Experimental filmmaker

Kimi Takesue is an experimental filmmaker. Her films have screened widely, including at Sundance Film Festival, Locarno Festival, the Museum of Modern Art, International Film Festival Rotterdam, the Los Angeles Film Festival, South by Southwest, ICA London, Cinéma du Réel, DMZ International Documentary Film Festival, Krakow Film Festival, Slamdance Film Festival, Museum of Contemporary Art Shanghai, and the Walker Art Center. Her films have been broadcast on PBS, IFC, and the Sundance Channel. Her awards include a Guggenheim Fellowship, a Rockefeller Media Arts Fellowship, and two NYFA fellowships. She is associate professor at Rutgers University–Newark.

== Films ==

=== Onlookers ===
Onlookers (2023) is a feature-length meditative documentary inviting audiences to reflect on their own modes of tourism, while asking the looming existential questions: Why do we travel? What do we seek? The film won an Honorable Mention at the Slamdance Film Festival. Film Comment called the film “a wry and at times uproarious ethnographic work," and "revelatory".

=== 95 and 6 to Go ===
95 and 6 to Go (2016) is a feature-length documentary about family, memory and loss, as the filmmaker visits her grandfather. The film won the Prize for Best Feature Documentary at the Los Angeles Asian Pacific International Film Festival, and was nominated for the 2017 European Doc Alliance Award.

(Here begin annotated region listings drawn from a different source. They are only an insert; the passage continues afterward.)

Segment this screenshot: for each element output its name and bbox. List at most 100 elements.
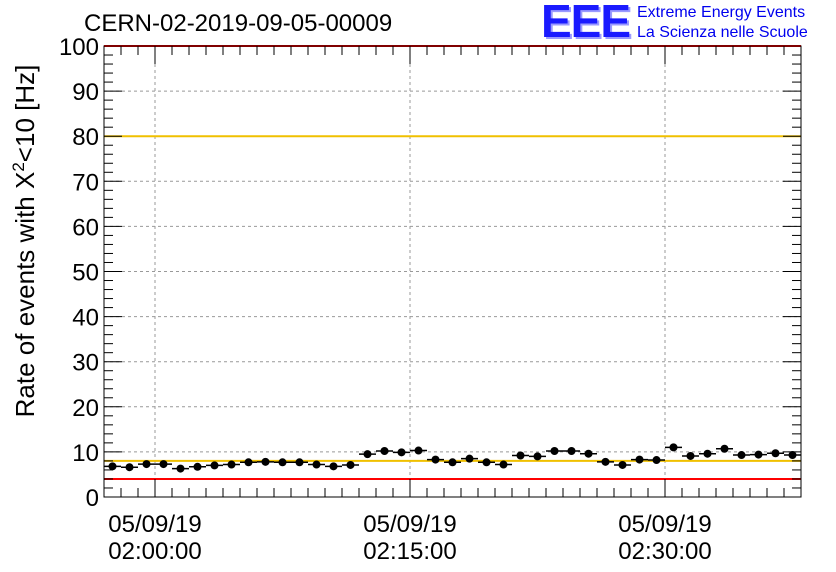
marker [363,450,372,459]
marker [652,456,661,465]
data-point [512,451,529,460]
marker [499,460,508,469]
marker [210,461,219,470]
data-point [750,450,767,459]
y-axis-label-tail: <10 [Hz] [10,65,40,163]
grid-layer [104,46,801,497]
y-tick-label: 100 [59,34,99,61]
marker [125,463,134,472]
marker [448,458,457,467]
logo-line-2: La Scienza nelle Scuole [637,24,808,41]
data-point [614,460,631,469]
data-point [359,450,376,459]
marker [142,460,151,469]
marker [567,446,576,455]
marker [720,444,729,453]
y-tick-label: 70 [72,169,99,196]
data-point [223,460,240,469]
y-tick-label: 10 [72,440,99,467]
x-tick-label-time: 02:00:00 [108,538,201,565]
x-tick-label-time: 02:30:00 [618,538,711,565]
marker [108,462,117,471]
y-tick-label: 60 [72,214,99,241]
marker [754,450,763,459]
marker [346,460,355,469]
marker [278,458,287,467]
data-point [240,458,257,467]
y-tick-label: 0 [86,485,99,512]
logo-line-1: Extreme Energy Events [637,4,806,21]
y-tick-label: 50 [72,260,99,287]
marker [516,451,525,460]
data-point [784,451,801,460]
data-point [529,452,546,461]
marker [431,455,440,464]
marker [482,458,491,467]
marker [533,452,542,461]
marker [737,451,746,460]
marker [584,449,593,458]
marker [550,446,559,455]
data-point [699,449,716,458]
x-tick-label-date: 05/09/19 [618,511,711,538]
y-tick-label: 20 [72,395,99,422]
marker [788,451,797,460]
x-tick-label-time: 02:15:00 [363,538,456,565]
data-point [461,454,478,463]
reference-lines [104,45,801,480]
marker [329,462,338,471]
chart-title: CERN-02-2019-09-05-00009 [84,10,393,37]
y-tick-label: 40 [72,305,99,332]
data-point [767,449,784,458]
data-point [444,458,461,467]
data-point [682,451,699,460]
marker [669,443,678,452]
data-point [121,463,138,472]
marker [703,449,712,458]
data-point [206,461,223,470]
data-point [580,449,597,458]
data-point [716,444,733,453]
data-point [495,460,512,469]
marker [618,460,627,469]
marker [414,446,423,455]
data-point [546,446,563,455]
data-point [393,448,410,457]
data-point [257,457,274,466]
marker [397,448,406,457]
marker [686,451,695,460]
data-point [478,458,495,467]
data-point [342,460,359,469]
x-tick-label-date: 05/09/19 [363,511,456,538]
y-axis-label: Rate of events with X2<10 [Hz] [9,65,40,418]
data-point [376,446,393,455]
marker [244,458,253,467]
x-tick-labels: 05/09/1902:00:0005/09/1902:15:0005/09/19… [108,511,711,565]
marker [159,460,168,469]
y-tick-label: 30 [72,350,99,377]
y-axis-label-sup: 2 [9,162,28,171]
marker [261,457,270,466]
marker [295,458,304,467]
marker [312,460,321,469]
data-point [172,464,189,473]
data-point [733,451,750,460]
data-point [648,456,665,465]
marker [380,446,389,455]
data-point [665,443,682,452]
data-point [308,460,325,469]
data-point [325,462,342,471]
marker [771,449,780,458]
data-point [597,457,614,466]
data-point [410,446,427,455]
data-point [104,462,121,471]
y-tick-labels: 0 10 20 30 40 50 60 70 80 90 100 [59,34,99,512]
data-point [138,460,155,469]
marker [193,462,202,471]
marker [227,460,236,469]
y-axis-label-main: Rate of events with X [10,172,40,418]
y-tick-label: 80 [72,124,99,151]
marker [176,464,185,473]
logo-mark: EEE [541,0,631,47]
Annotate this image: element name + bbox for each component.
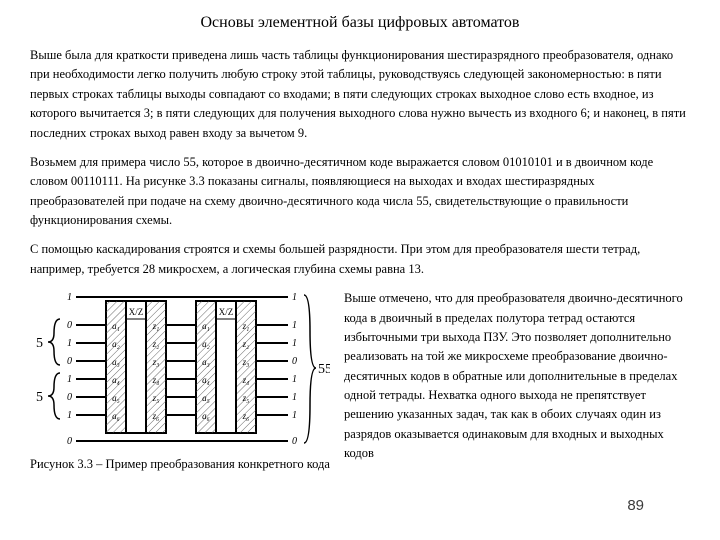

=== Where Are You Taking Me? ===
Where Are You Taking Me? (2010) is a feature-length experimental documentary that complicates the relationship between ethnographer and subject. The film depicts the artist's trip through Uganda in poetic glimpses of quotidian life. The New York Times called the film, "an unusual, visually rich visit to the nation." Time Out and LA Weekly selected Where Are You Taking Me? as critics' picks. Variety called the film “beautifully meditative" and "an uplifting observational documentary that plays on seeing and being seen."

== Awards ==

Takesue has been awarded fellowships from the Guggenheim Foundation, the Rockefeller Foundation, NYFA, Kodak, the Center for Asian American Media, Yaddo and the MacDowell Colony. Her films have been supported by grants from ITVS, Ford Foundation, and New York State Council on the Arts, amongst others.